Changing stroke rehab and research worldwide now.Time is Brain! trillions and trillions of neurons that DIE each day because there are NO effective hyperacute therapies besides tPA(only 12% effective). I have 523 posts on hyperacute therapy, enough for researchers to spend decades proving them out. These are my personal ideas and blog on stroke rehabilitation and stroke research. Do not attempt any of these without checking with your medical provider. Unless you join me in agitating, when you need these therapies they won't be there.

What this blog is for:

My blog is not to help survivors recover, it is to have the 10 million yearly stroke survivors light fires underneath their doctors, stroke hospitals and stroke researchers to get stroke solved. 100% recovery. The stroke medical world is completely failing at that goal, they don't even have it as a goal. Shortly after getting out of the hospital and getting NO information on the process or protocols of stroke rehabilitation and recovery I started searching on the internet and found that no other survivor received useful information. This is an attempt to cover all stroke rehabilitation information that should be readily available to survivors so they can talk with informed knowledge to their medical staff. It lays out what needs to be done to get stroke survivors closer to 100% recovery. It's quite disgusting that this information is not available from every stroke association and doctors group.

Thursday, November 24, 2011

Walk Again Project

A Brain Machine Interface project, possible use for stroke patients.

http://www.walkagainproject.org/

Over the past decade, neuroscientists at the Duke University Center for Neuroengineering (DUCN) have developed the field of brain-machine interface (BMI) into one of the most exciting—and promising—areas of basic and applied research in modern neuroscience. By creating a way to link living brain tissue to a variety of artificial tools, BMIs have made it possible for non-human primates to use the electrical activity produced by hundreds of neurons, located in multiple regions of their brains, to directly control the movements of a variety of robotic devices, including prosthetic arms and legs.

As a result, BMI research raises the hope that in the not-too-distant future, patients suffering from a variety of neurological disorders that lead to devastating levels of paralysis may be able to recover their mobility by harnessing their own brain impulses to directly control sophisticated neuroprostheses.

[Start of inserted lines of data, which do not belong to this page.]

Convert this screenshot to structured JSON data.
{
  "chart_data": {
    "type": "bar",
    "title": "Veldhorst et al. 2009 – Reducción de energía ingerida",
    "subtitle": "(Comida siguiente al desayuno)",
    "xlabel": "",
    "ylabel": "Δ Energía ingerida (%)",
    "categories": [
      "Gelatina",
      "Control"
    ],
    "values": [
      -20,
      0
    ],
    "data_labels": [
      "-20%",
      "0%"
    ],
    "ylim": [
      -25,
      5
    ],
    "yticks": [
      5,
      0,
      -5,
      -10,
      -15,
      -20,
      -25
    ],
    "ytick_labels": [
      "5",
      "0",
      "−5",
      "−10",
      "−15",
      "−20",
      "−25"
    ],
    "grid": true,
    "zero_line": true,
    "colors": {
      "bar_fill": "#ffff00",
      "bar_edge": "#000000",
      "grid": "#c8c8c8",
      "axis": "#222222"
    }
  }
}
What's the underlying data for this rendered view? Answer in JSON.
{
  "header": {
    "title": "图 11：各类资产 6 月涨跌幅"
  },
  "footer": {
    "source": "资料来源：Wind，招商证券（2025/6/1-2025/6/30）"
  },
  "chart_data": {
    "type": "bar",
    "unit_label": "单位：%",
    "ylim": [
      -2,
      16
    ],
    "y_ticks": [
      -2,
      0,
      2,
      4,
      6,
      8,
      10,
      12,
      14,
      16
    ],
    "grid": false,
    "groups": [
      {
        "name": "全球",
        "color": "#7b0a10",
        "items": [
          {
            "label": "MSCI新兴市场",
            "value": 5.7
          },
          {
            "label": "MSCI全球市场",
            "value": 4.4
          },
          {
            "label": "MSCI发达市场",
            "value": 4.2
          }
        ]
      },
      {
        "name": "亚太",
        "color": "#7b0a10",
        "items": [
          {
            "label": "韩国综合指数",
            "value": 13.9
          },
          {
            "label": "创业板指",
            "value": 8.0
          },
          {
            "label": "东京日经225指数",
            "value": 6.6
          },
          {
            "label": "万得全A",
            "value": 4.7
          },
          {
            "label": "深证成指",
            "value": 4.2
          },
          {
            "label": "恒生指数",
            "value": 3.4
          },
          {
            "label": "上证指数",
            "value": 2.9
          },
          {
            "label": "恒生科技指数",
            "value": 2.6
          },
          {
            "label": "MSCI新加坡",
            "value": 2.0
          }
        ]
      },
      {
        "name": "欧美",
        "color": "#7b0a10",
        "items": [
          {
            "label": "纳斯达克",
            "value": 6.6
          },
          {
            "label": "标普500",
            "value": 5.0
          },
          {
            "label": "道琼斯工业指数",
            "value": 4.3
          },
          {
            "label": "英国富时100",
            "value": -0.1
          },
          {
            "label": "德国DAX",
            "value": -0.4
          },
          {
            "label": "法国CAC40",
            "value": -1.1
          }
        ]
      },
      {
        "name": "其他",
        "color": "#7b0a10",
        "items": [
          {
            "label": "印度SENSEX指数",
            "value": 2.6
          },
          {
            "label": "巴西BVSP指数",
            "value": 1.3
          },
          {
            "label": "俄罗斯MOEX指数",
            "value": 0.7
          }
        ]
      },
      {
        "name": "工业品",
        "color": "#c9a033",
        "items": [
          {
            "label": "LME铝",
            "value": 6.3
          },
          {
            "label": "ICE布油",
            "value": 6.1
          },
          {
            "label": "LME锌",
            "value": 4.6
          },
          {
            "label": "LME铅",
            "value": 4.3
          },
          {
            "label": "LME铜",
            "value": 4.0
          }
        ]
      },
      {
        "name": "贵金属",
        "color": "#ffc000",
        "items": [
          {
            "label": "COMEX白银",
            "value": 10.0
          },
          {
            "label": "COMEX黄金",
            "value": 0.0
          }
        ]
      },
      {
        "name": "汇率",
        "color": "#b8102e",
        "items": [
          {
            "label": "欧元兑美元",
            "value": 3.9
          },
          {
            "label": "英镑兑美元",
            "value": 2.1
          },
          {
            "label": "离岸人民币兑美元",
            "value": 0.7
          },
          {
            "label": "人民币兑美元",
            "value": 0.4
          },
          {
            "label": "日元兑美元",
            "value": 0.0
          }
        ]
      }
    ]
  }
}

The Walk Again Project, an international consortium of leading research centers around the world represents a new paradigm for scientific collaboration among the world’s academic institutions, bringing together a global network of scientific and technological experts, distributed among all the continents, to achieve a key humanitarian goal.

Wearable Robot

The project’s central goal is to develop and implement the first BMI capable of restoring full mobility to patients suffering from a severe degree of paralysis. This lofty goal will be achieved by building a neuroprosthetic device that uses a BMI as its core, allowing the patients to capture and use their own voluntary brain activity to control the movements of a full-body prosthetic device. This “wearable robot,” also known as an “exoskeleton,” will be designed to sustain and carry the patient’s body according to his or her mental will.

In addition to proposing to develop new technologies that aim at improving the quality of life of millions of people worldwide, the Walk Again Project also innovates by creating a complete new paradigm for global scientific collaboration among leading academic institutions worldwide. According to this model, a worldwide network of leading scientific and technological experts, distributed among all the continents, come together to participate in a major, non-profit effort to make a fellow human being walk again, based on their collective expertise. These world renowned scholars will contribute key intellectual assets as well as provide a base for continued fundraising capitalization of the project, setting clear goals to establish fundamental advances toward restoring full mobility for patients in need.